Un étudiant peut-il proposer sa candidature dans 2 filières d'études identiques en Belgique non soumises aux quotas, en psychomotricité ou en sage-femme par exemple?
En principe oui mais cette réaction est très « française », par habitude de l’application d’une sélection à l’entrée. Cela ne fait pas partie des habitudes des étudiants belges puisque ces filières ne sont pas sélectives à l’entrée (à moins qu’il n’y ait vraiment pas de place dans une Haute Ecole). C’est un peu comme si un étudiant était candidat à deux cursus identiques à l’université en France, en sociologie par exemple. Cependant, si des établissements belges prévoyaient des dates de remise ou de retour de dossier d’inscription le même jour, cela serait difficile à envisager et il faudrait choisir.

Je suis français, suis-je considéré comme 'étudiant résident' après avoir travaillé 6 mois en Belgique?
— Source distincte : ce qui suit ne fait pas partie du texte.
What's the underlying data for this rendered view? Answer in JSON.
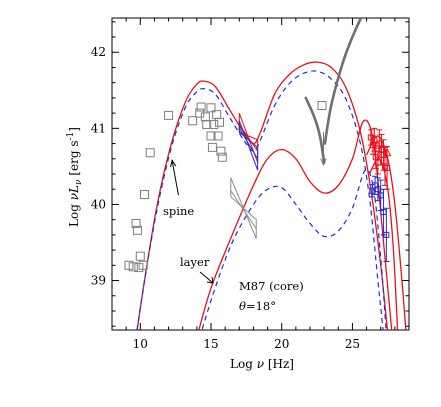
{
  "chart_data": {
    "type": "scatter",
    "title": "",
    "xlabel_prefix": "Log ",
    "xlabel_nu": "ν",
    "xlabel_unit": " [Hz]",
    "ylabel_prefix": "Log ",
    "ylabel_nuL": "νL",
    "ylabel_sub": "ν",
    "ylabel_unit_pre": " [erg s",
    "ylabel_unit_exp": "-1",
    "ylabel_unit_post": "]",
    "xlim": [
      8,
      29
    ],
    "ylim": [
      38.35,
      42.45
    ],
    "x_ticks": [
      10,
      15,
      20,
      25
    ],
    "x_tick_labels": [
      "10",
      "15",
      "20",
      "25"
    ],
    "y_ticks": [
      39,
      40,
      41,
      42
    ],
    "y_tick_labels": [
      "39",
      "40",
      "41",
      "42"
    ],
    "legend": "none",
    "grid": false,
    "colors": {
      "model_total": "#e8101a",
      "model_dashed": "#1f2ed6",
      "data_grey": "#7f7f7f",
      "data_red": "#e8101a",
      "data_blue": "#1f2ed6",
      "axes": "#000000"
    },
    "annotations": {
      "spine": "spine",
      "layer": "layer",
      "source": "M87 (core)",
      "theta_symbol": "θ",
      "theta_value": "=18°"
    },
    "series": [
      {
        "style": "solid-red",
        "points": [
          [
            9.5,
            38.0
          ],
          [
            10.3,
            39.0
          ],
          [
            11.2,
            40.0
          ],
          [
            12.2,
            40.8
          ],
          [
            13.2,
            41.35
          ],
          [
            14.0,
            41.58
          ],
          [
            14.5,
            41.62
          ],
          [
            15.3,
            41.55
          ],
          [
            16.3,
            41.25
          ],
          [
            17.3,
            40.95
          ],
          [
            18.0,
            40.8
          ],
          [
            18.5,
            40.95
          ],
          [
            19.5,
            41.45
          ],
          [
            20.5,
            41.7
          ],
          [
            21.5,
            41.83
          ],
          [
            22.5,
            41.87
          ],
          [
            23.5,
            41.8
          ],
          [
            24.5,
            41.55
          ],
          [
            25.5,
            41.0
          ],
          [
            26.3,
            40.2
          ],
          [
            27.0,
            39.2
          ],
          [
            27.5,
            38.3
          ]
        ]
      },
      {
        "style": "dashed-blue",
        "points": [
          [
            9.5,
            38.0
          ],
          [
            10.3,
            39.0
          ],
          [
            11.2,
            39.95
          ],
          [
            12.2,
            40.75
          ],
          [
            13.2,
            41.28
          ],
          [
            14.0,
            41.48
          ],
          [
            14.5,
            41.52
          ],
          [
            15.3,
            41.45
          ],
          [
            16.3,
            41.15
          ],
          [
            17.3,
            40.85
          ],
          [
            18.0,
            40.7
          ],
          [
            18.5,
            40.85
          ],
          [
            19.5,
            41.3
          ],
          [
            20.5,
            41.58
          ],
          [
            21.5,
            41.72
          ],
          [
            22.5,
            41.75
          ],
          [
            23.5,
            41.65
          ],
          [
            24.5,
            41.4
          ],
          [
            25.5,
            40.85
          ],
          [
            26.2,
            40.1
          ],
          [
            26.8,
            39.0
          ],
          [
            27.2,
            38.3
          ]
        ]
      },
      {
        "style": "solid-red",
        "points": [
          [
            14.0,
            38.25
          ],
          [
            15.0,
            38.9
          ],
          [
            16.5,
            39.6
          ],
          [
            18.0,
            40.25
          ],
          [
            19.0,
            40.6
          ],
          [
            20.0,
            40.72
          ],
          [
            21.0,
            40.6
          ],
          [
            22.0,
            40.3
          ],
          [
            23.0,
            40.15
          ],
          [
            24.0,
            40.25
          ],
          [
            25.0,
            40.6
          ],
          [
            25.8,
            41.1
          ],
          [
            26.5,
            40.8
          ],
          [
            27.2,
            39.5
          ],
          [
            27.8,
            38.3
          ]
        ]
      },
      {
        "style": "dashed-blue",
        "points": [
          [
            14.2,
            38.25
          ],
          [
            15.2,
            38.85
          ],
          [
            16.5,
            39.5
          ],
          [
            18.0,
            40.0
          ],
          [
            19.0,
            40.2
          ],
          [
            20.0,
            40.22
          ],
          [
            21.0,
            40.0
          ],
          [
            22.0,
            39.75
          ],
          [
            23.0,
            39.58
          ],
          [
            24.0,
            39.65
          ],
          [
            25.0,
            39.95
          ],
          [
            25.9,
            40.45
          ],
          [
            26.5,
            40.2
          ],
          [
            27.0,
            39.3
          ],
          [
            27.4,
            38.3
          ]
        ]
      },
      {
        "style": "solid-red",
        "points": [
          [
            26.0,
            40.65
          ],
          [
            26.8,
            40.9
          ],
          [
            27.5,
            40.6
          ],
          [
            28.0,
            40.0
          ],
          [
            28.5,
            39.0
          ],
          [
            28.8,
            38.3
          ]
        ]
      },
      {
        "style": "solid-red",
        "points": [
          [
            26.2,
            40.4
          ],
          [
            26.9,
            40.6
          ],
          [
            27.5,
            40.2
          ],
          [
            27.9,
            39.4
          ],
          [
            28.2,
            38.3
          ]
        ]
      },
      {
        "style": "thick-grey",
        "points": [
          [
            23.05,
            40.8
          ],
          [
            23.5,
            41.3
          ],
          [
            24.3,
            41.85
          ],
          [
            25.0,
            42.2
          ],
          [
            25.6,
            42.45
          ]
        ]
      },
      {
        "style": "thick-grey",
        "points": [
          [
            21.7,
            41.4
          ],
          [
            22.3,
            41.15
          ],
          [
            22.7,
            40.9
          ],
          [
            23.0,
            40.55
          ]
        ]
      }
    ],
    "grey_squares": [
      [
        9.2,
        39.2
      ],
      [
        9.5,
        39.18
      ],
      [
        9.7,
        39.75
      ],
      [
        9.8,
        39.66
      ],
      [
        9.9,
        39.17
      ],
      [
        10.0,
        39.32
      ],
      [
        10.2,
        39.2
      ],
      [
        10.3,
        40.13
      ],
      [
        10.7,
        40.68
      ],
      [
        12.0,
        41.17
      ],
      [
        13.7,
        41.1
      ],
      [
        14.2,
        41.2
      ],
      [
        14.3,
        41.28
      ],
      [
        14.6,
        41.15
      ],
      [
        14.7,
        41.05
      ],
      [
        15.0,
        41.27
      ],
      [
        15.0,
        40.9
      ],
      [
        15.1,
        40.75
      ],
      [
        15.2,
        41.05
      ],
      [
        15.4,
        41.18
      ],
      [
        15.5,
        40.9
      ],
      [
        15.6,
        41.08
      ],
      [
        15.7,
        40.7
      ],
      [
        15.8,
        40.62
      ],
      [
        22.85,
        41.3
      ]
    ],
    "red_points": [
      {
        "x": 26.3,
        "y": 40.88,
        "err": 0.1
      },
      {
        "x": 26.45,
        "y": 40.78,
        "err": 0.12
      },
      {
        "x": 26.55,
        "y": 40.85,
        "err": 0.15
      },
      {
        "x": 26.65,
        "y": 40.62,
        "err": 0.15
      },
      {
        "x": 26.8,
        "y": 40.55,
        "err": 0.15
      },
      {
        "x": 26.9,
        "y": 40.8,
        "err": 0.18
      },
      {
        "x": 27.05,
        "y": 40.72,
        "err": 0.2
      },
      {
        "x": 27.2,
        "y": 40.65,
        "err": 0.2
      },
      {
        "x": 27.3,
        "y": 40.5,
        "err": 0.25
      },
      {
        "x": 27.45,
        "y": 40.48,
        "err": 0.28
      }
    ],
    "red_triangles": [
      [
        26.75,
        40.78
      ],
      [
        27.1,
        40.73
      ],
      [
        27.45,
        40.68
      ]
    ],
    "blue_points": [
      {
        "x": 26.4,
        "y": 40.18,
        "err": 0.08
      },
      {
        "x": 26.6,
        "y": 40.25,
        "err": 0.12
      },
      {
        "x": 26.8,
        "y": 40.2,
        "err": 0.15
      },
      {
        "x": 27.0,
        "y": 40.12,
        "err": 0.2
      },
      {
        "x": 27.2,
        "y": 39.9,
        "err": 0.3
      },
      {
        "x": 27.4,
        "y": 39.6,
        "err": 0.35
      }
    ],
    "bowties": [
      {
        "color": "#e8101a",
        "x": [
          17.0,
          18.3
        ],
        "y_low": [
          40.95,
          40.55
        ],
        "y_high": [
          41.2,
          40.85
        ],
        "y_cross": [
          41.05,
          40.7
        ]
      },
      {
        "color": "#1f2ed6",
        "x": [
          17.0,
          18.3
        ],
        "y_low": [
          40.95,
          40.45
        ],
        "y_high": [
          41.1,
          40.75
        ],
        "y_cross": [
          41.0,
          40.6
        ]
      },
      {
        "color": "#8c8c8c",
        "x": [
          16.4,
          18.2
        ],
        "y_low": [
          40.1,
          39.55
        ],
        "y_high": [
          40.35,
          39.8
        ],
        "y_cross": [
          40.18,
          39.68
        ]
      }
    ],
    "arrows": [
      {
        "from": [
          12.7,
          40.12
        ],
        "to": [
          12.25,
          40.58
        ]
      },
      {
        "from": [
          22.95,
          40.95
        ],
        "to": [
          22.95,
          40.52
        ]
      }
    ]
  }
}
Non. Il y a une différence entre le terme « résident » utilisé en France et en Belgique. En France, « non-résident » désigne une personne dont le domicile -plus de 6 mois dans l’année- ou le lieu d’activité professionnelle est situé hors de France. En Belgique, la notion « d’étudiant résident » correspond à un étudiant qui a travaillé au moins 15 mois au cours des derniers mois ou qui y a sa résidence principale depuis au moins 3 ans.